Thanks Wolfgang and Jerome, I have a simple workaround which I should have tried to start with. Your answers reminded me that when I did my custom icons I ended up having to do them in Assembly and linking them in. It turns out that this is actually easier and great so that I can share the files between different QDT modules.

I am now using the default system icons in over half of QDT and should have the rest converted and tuned by tomorrow night. It was exactly as you illustrated, Jerome. Simply a 0 byte and then the icon number in the next byte - with a C pointer to the location of byte 0 (just as Marcel documented the new sprite formats, of course :) ).

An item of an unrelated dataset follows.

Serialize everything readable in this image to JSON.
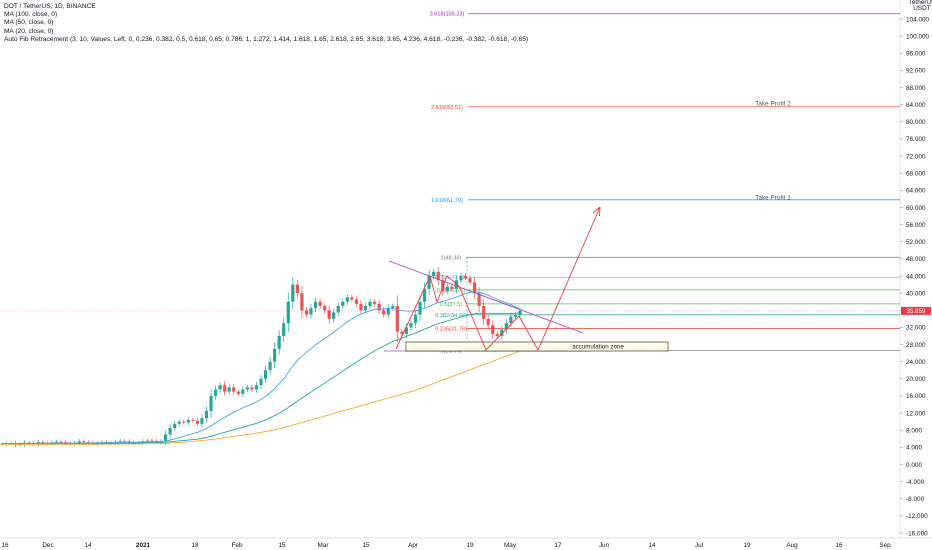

Again, thanks for the help. These new icons do really help the appearance!

Cheers,
jim


On Sep 21, 2004, at 7:28 AM, Wolfgang Lenerz wrote:

On 21 Sep 2004 at 2:40, James Hunkins wrote:
(...)


It just feels that I am missing a pointer between C68 and the new
stuff. I am guessing that persistent the red X icon indicates that the
system call could not find the one that I want.


Yes, that is correct - the red X indicates that the pointer environment
didn't recognize the system sprite you
were trying to have it draw -but it does understand that you are trying to
draw a system sprite.
Typically, that means that you are trying to draw a system sprite with a
number higher than 39, or a negative number.


If you wish, could you build a very small test application (where you have
the problem) and send it to me - I could try to find out what happens (but
please send the compiled version + the source).


Oh, and what version of smsq/e are you using? !!!